The Alice Cooper song “Poison” features lyrics rhyming the words hot and caught:
Your mouth, so hot
Your web, I’m caught
Rhyming these words is an example of the cot–caught merger. In linguistics, a merger is when the vowel sounds of two words move together to become the same sound. If you say the words cot and caught the same way, or if hot rhymes with caught, then you have the cot–caught merger. The cot–caught merger is sometimes described as if it’s a yes-or-no phenomenon, but in reality – like in all things in linguistics – it’s more of a continuum.
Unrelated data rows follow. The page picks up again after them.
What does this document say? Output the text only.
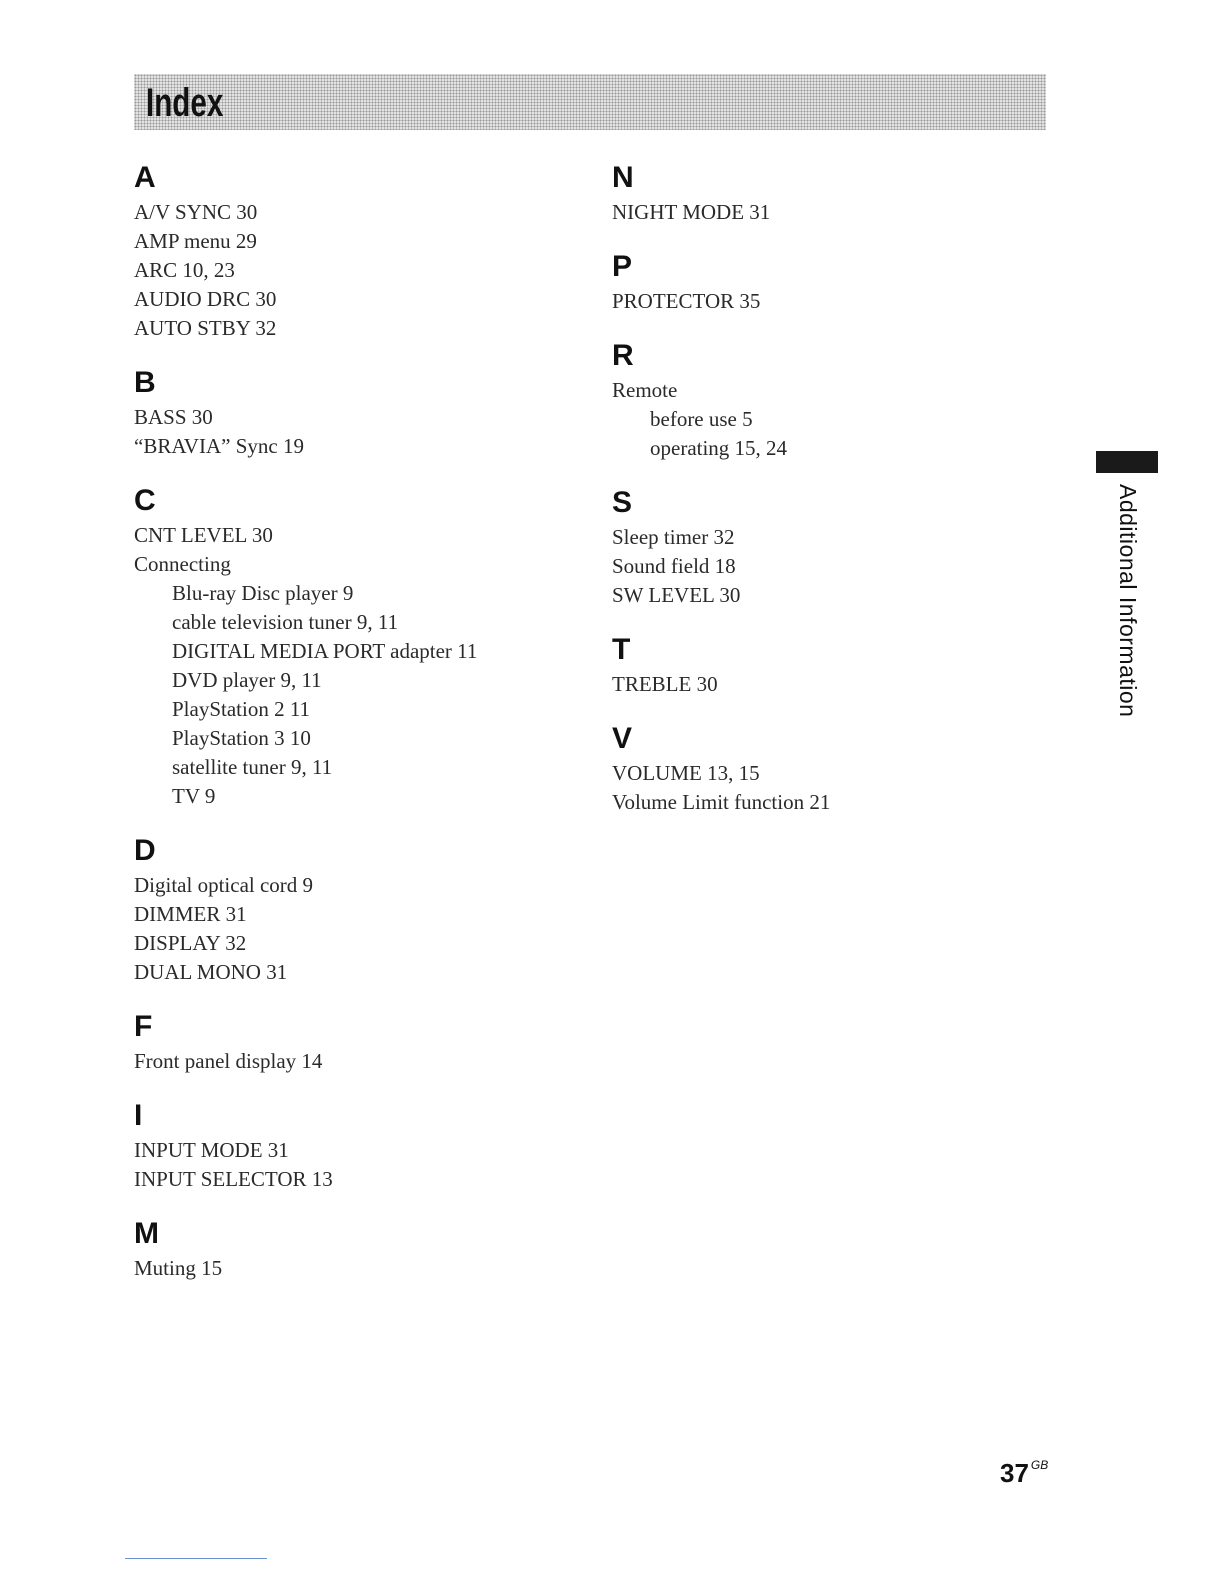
Index
A
A/V SYNC 30
AMP menu 29
ARC 10, 23
AUDIO DRC 30
AUTO STBY 32
B
BASS 30
“BRAVIA” Sync 19
C
CNT LEVEL 30
Connecting
Blu-ray Disc player 9
cable television tuner 9, 11
DIGITAL MEDIA PORT adapter 11
DVD player 9, 11
PlayStation 2 11
PlayStation 3 10
satellite tuner 9, 11
TV 9
D
Digital optical cord 9
DIMMER 31
DISPLAY 32
DUAL MONO 31
F
Front panel display 14
I
INPUT MODE 31
INPUT SELECTOR 13
M
Muting 15
N
NIGHT MODE 31
P
PROTECTOR 35
R
Remote
before use 5
operating 15, 24
S
Sleep timer 32
Sound field 18
SW LEVEL 30
T
TREBLE 30
V
VOLUME 13, 15
Volume Limit function 21
Additional Information
37 $^{GB}$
Alice Cooper doesn’t really pronounce the vowels in hot and caught the exact same way. That could be because Alice Cooper is from Detroit, Michigan, a place which doesn’t have the cot–caught merger. Or maybe the other two writers of “Poison” were taking poetic license with the rhyming of these words. The other writers are Desmond Child, who’s from Gainesville, FL (a place resistant to the cot–caught merger) and John McCurry – but I don’t where he’s from. Either way, the merger is more of a yes-no-maybe-so kind of thing. That means there are speakers with the merger who live in areas where most speakers do not have the merger and vice versa. And there are speakers who have the merger only in certain words or environments, such as before nasal consonants so that the vowels in Don and dawn are merged.